Meredith Coffey, a senior vice president at Loan Pricing Corp., describes its data as representative of when the activity takes place. And the company makes a concerted effort to get a good picture of the market, she said. Its a matter of really going after the banks, and if banks do not respond, we e-mail them, call them. Loans are our business; we have to really go after them.
Thomson says it waits until the primary syndication the fees and the pricing structure is completed and the credit agreement is signed, because that is the date on which the funds would officially be available for the borrower to draw down.
We wanted to capture the amount of volume actually currently out there, Ms. McGuire said.
Big banks usually tend to rely more heavily on Thomson data, while smaller banks gravitate toward Loan Pricing Corp. data, as it is more inclusive of those banks involved at the co-agent level, one banker said.
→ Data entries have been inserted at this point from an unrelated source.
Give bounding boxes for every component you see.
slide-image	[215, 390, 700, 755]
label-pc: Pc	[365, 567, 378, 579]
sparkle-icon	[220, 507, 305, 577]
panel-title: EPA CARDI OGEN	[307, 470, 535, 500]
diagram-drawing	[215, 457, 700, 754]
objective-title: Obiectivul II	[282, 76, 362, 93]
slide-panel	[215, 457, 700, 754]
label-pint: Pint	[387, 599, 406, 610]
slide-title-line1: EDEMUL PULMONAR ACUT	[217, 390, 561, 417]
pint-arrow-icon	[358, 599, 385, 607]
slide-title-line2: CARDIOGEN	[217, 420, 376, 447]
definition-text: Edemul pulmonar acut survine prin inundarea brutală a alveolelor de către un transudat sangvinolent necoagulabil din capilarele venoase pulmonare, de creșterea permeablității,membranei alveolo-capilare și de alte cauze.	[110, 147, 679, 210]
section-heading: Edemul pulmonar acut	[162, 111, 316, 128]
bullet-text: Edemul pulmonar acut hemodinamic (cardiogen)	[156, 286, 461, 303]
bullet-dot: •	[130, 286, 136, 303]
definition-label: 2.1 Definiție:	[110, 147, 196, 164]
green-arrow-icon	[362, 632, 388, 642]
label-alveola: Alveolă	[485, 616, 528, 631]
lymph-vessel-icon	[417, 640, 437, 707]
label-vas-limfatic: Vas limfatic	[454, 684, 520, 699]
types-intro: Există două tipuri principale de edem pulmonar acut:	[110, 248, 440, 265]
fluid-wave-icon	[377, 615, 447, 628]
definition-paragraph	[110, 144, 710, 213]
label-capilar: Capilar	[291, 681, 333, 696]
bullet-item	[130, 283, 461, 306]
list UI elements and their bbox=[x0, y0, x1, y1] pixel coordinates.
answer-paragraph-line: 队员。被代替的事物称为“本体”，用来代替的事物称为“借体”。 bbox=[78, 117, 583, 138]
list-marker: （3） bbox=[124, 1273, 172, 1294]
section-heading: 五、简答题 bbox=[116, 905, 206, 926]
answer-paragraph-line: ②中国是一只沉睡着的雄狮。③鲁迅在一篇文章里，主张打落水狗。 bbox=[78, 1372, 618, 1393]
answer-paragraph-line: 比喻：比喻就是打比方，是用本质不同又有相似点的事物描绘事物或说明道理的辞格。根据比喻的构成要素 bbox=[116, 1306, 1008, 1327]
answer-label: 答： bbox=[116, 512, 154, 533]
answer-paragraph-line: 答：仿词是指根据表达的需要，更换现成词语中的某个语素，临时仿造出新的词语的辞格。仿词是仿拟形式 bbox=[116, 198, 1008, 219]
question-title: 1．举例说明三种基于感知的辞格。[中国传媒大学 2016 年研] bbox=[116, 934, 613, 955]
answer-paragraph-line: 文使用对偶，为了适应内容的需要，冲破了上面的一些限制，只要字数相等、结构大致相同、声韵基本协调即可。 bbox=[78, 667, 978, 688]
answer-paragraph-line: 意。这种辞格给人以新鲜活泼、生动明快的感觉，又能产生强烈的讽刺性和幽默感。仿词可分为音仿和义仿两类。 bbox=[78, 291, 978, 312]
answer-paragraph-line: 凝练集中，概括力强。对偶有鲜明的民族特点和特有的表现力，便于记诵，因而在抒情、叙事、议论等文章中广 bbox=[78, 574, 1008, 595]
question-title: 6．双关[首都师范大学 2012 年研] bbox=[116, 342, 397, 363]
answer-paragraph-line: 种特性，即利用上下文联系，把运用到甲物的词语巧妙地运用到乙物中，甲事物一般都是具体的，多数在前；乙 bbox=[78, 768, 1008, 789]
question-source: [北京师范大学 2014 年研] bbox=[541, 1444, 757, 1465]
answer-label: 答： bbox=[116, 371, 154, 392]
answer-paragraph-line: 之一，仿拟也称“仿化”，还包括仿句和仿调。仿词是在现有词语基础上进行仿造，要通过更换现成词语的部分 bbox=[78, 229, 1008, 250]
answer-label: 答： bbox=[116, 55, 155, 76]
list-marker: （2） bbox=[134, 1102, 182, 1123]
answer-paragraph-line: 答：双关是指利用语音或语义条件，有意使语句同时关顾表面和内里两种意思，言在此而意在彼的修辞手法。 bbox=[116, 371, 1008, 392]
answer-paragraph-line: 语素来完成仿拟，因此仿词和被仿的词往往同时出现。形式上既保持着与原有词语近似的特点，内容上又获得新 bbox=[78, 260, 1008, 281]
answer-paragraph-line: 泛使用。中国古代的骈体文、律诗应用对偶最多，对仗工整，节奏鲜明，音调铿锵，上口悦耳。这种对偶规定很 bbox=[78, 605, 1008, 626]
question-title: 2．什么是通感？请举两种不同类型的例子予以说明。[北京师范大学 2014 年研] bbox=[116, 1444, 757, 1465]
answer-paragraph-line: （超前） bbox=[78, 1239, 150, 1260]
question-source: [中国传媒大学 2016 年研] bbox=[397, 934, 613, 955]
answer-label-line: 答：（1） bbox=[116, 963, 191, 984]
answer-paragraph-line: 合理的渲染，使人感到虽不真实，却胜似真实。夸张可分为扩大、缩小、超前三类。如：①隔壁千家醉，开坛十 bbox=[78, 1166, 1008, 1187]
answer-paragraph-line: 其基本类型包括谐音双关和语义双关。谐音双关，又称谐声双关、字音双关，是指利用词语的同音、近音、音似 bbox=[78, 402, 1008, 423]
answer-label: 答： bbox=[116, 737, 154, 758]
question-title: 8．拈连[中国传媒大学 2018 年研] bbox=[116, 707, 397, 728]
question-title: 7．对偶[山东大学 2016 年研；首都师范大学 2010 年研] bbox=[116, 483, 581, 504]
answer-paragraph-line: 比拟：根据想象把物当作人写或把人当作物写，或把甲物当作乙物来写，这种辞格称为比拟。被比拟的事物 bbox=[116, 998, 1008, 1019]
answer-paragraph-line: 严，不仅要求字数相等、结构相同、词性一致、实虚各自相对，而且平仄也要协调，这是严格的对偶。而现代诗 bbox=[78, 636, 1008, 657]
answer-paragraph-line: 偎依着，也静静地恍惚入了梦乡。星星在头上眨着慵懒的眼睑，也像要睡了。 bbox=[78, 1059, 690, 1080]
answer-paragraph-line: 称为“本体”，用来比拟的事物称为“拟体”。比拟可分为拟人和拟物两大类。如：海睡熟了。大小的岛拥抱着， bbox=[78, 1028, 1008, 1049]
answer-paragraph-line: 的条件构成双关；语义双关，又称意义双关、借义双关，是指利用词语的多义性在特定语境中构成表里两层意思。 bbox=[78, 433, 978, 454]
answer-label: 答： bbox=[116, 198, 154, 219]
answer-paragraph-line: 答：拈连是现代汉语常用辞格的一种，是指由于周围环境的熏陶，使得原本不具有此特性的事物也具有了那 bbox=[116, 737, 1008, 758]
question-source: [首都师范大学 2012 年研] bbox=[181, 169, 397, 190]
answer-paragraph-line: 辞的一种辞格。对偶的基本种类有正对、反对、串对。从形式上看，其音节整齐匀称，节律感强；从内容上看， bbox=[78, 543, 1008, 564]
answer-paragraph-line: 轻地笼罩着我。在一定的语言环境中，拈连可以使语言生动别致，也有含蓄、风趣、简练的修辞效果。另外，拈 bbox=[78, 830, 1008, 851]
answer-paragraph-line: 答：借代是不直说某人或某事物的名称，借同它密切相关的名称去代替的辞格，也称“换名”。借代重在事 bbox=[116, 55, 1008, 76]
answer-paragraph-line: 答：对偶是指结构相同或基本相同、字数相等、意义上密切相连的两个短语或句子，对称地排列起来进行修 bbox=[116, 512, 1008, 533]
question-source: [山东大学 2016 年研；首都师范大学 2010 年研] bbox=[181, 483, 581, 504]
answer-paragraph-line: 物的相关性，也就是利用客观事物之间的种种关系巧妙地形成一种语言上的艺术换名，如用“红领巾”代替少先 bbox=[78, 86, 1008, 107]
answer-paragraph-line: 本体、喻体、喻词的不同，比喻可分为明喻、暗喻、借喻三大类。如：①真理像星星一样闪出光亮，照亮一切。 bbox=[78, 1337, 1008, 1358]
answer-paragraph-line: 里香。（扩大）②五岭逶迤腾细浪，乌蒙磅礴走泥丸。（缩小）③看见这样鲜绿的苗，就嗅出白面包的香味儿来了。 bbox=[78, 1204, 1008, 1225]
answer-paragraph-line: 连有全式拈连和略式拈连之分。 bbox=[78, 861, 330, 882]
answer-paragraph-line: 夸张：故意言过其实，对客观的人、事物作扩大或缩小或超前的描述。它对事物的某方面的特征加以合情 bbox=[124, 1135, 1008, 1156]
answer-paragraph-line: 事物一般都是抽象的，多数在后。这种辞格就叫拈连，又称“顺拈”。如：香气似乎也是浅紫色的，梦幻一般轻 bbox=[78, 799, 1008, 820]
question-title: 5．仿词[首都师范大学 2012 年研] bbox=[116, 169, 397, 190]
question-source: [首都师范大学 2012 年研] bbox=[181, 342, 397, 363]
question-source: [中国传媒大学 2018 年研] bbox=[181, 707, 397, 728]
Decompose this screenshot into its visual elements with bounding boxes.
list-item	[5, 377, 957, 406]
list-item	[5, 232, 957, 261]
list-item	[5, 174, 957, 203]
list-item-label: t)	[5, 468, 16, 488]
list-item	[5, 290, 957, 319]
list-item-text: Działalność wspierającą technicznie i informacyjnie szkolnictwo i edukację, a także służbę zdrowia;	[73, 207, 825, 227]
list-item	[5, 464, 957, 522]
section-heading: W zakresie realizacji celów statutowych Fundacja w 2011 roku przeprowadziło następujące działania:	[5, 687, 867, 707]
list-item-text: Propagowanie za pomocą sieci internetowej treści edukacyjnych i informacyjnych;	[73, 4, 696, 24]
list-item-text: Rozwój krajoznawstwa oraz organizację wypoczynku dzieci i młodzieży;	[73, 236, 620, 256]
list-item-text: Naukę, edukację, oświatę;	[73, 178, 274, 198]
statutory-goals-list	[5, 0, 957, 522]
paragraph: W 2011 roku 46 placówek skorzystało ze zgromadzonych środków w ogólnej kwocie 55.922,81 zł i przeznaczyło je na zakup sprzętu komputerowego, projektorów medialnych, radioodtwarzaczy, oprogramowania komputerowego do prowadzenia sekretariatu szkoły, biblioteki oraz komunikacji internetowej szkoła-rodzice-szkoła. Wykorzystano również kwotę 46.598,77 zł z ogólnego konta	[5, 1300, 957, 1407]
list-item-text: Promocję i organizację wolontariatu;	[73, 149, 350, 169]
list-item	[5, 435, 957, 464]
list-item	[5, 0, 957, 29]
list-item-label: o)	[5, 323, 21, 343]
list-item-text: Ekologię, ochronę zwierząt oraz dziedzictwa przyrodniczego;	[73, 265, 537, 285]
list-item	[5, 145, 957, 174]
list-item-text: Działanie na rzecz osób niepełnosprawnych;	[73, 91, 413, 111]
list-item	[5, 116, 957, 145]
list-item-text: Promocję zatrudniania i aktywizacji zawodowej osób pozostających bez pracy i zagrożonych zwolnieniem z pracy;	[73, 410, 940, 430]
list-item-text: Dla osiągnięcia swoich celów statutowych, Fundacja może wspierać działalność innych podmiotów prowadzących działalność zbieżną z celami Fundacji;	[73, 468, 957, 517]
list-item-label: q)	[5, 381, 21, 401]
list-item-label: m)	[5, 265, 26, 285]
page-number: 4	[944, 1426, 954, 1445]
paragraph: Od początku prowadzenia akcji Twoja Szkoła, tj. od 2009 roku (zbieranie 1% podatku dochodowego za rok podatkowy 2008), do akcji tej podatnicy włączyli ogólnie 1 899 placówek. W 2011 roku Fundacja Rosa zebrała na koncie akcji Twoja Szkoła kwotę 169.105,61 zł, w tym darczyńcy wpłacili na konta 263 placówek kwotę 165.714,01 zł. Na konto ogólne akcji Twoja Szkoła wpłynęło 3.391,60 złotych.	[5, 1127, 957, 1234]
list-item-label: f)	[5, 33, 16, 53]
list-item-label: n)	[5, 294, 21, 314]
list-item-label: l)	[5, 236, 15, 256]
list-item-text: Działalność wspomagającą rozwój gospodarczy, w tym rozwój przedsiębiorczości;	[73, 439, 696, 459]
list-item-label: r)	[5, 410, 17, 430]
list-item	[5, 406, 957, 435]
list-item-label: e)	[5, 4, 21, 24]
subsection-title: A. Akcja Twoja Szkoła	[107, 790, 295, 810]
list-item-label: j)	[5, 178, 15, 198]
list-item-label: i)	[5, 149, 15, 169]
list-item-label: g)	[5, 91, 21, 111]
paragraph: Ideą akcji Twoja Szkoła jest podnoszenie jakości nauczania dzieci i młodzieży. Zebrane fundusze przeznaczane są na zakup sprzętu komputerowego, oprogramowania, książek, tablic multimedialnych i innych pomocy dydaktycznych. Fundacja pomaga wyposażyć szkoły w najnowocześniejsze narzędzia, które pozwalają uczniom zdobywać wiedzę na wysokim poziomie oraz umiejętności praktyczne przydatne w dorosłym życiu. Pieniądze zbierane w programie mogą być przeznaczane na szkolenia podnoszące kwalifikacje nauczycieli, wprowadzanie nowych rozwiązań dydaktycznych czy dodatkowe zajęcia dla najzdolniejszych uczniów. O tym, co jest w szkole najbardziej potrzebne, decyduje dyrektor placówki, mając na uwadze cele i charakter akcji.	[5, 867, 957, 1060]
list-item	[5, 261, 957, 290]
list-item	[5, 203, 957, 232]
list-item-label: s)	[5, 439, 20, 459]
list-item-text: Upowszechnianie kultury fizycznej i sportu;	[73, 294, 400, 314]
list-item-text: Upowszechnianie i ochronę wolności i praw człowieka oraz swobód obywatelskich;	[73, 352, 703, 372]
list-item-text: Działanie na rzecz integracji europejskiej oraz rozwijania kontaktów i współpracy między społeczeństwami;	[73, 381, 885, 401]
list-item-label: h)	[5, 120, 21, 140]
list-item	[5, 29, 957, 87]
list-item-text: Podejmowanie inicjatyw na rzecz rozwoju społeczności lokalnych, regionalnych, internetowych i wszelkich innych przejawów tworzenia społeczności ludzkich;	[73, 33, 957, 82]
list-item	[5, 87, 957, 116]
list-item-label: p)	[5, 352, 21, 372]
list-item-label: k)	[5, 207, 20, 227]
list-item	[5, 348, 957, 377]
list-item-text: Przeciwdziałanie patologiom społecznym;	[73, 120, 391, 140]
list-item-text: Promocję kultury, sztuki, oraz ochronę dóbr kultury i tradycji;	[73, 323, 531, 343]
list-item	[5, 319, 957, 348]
But the explanation for the discrepancies can get quite creative. For example, Thomson Financial recorded Bank One as having completed only 15 deals for the first quarter, while Loan Pricing Corp. recorded 36 deal completions. According to Ms. McGuire, the person at Bank One who submits the loan information to the data company had left the bank sometime during the quarter.
When Bank One finally got around to submitting its data sometime around the end of the quarter, Thompson did not include it. The data company says its T+10 policy, which mandates including only deals that are submitted within 10 business days of closing, meant that some of Bank Ones first-quarter deals were considered ineligible for that quarters league table data.
Thomson Financial has since added the information, as it normally does, on the 12th day of the month after the quarter ends, she said.
Some banks have taken to using the T+10 rule in their favor, as it is now possible for banks to track the deal flow and activity of their competitors throughout the quarter, Ms. McGuire said.
One syndicated lending banker said: It used to be horrific, where at quarter end, people would inundate both companies with information, leaving little time for the analysts to check the validity of the deals submitted.
Ms. Coffey said Loan Pricing Corp. turns to the market every year for comment and feedback on the league table criteria. After tweaking the rules, the company sets policy for the upcoming year, she said. There will always be things people dont like about that.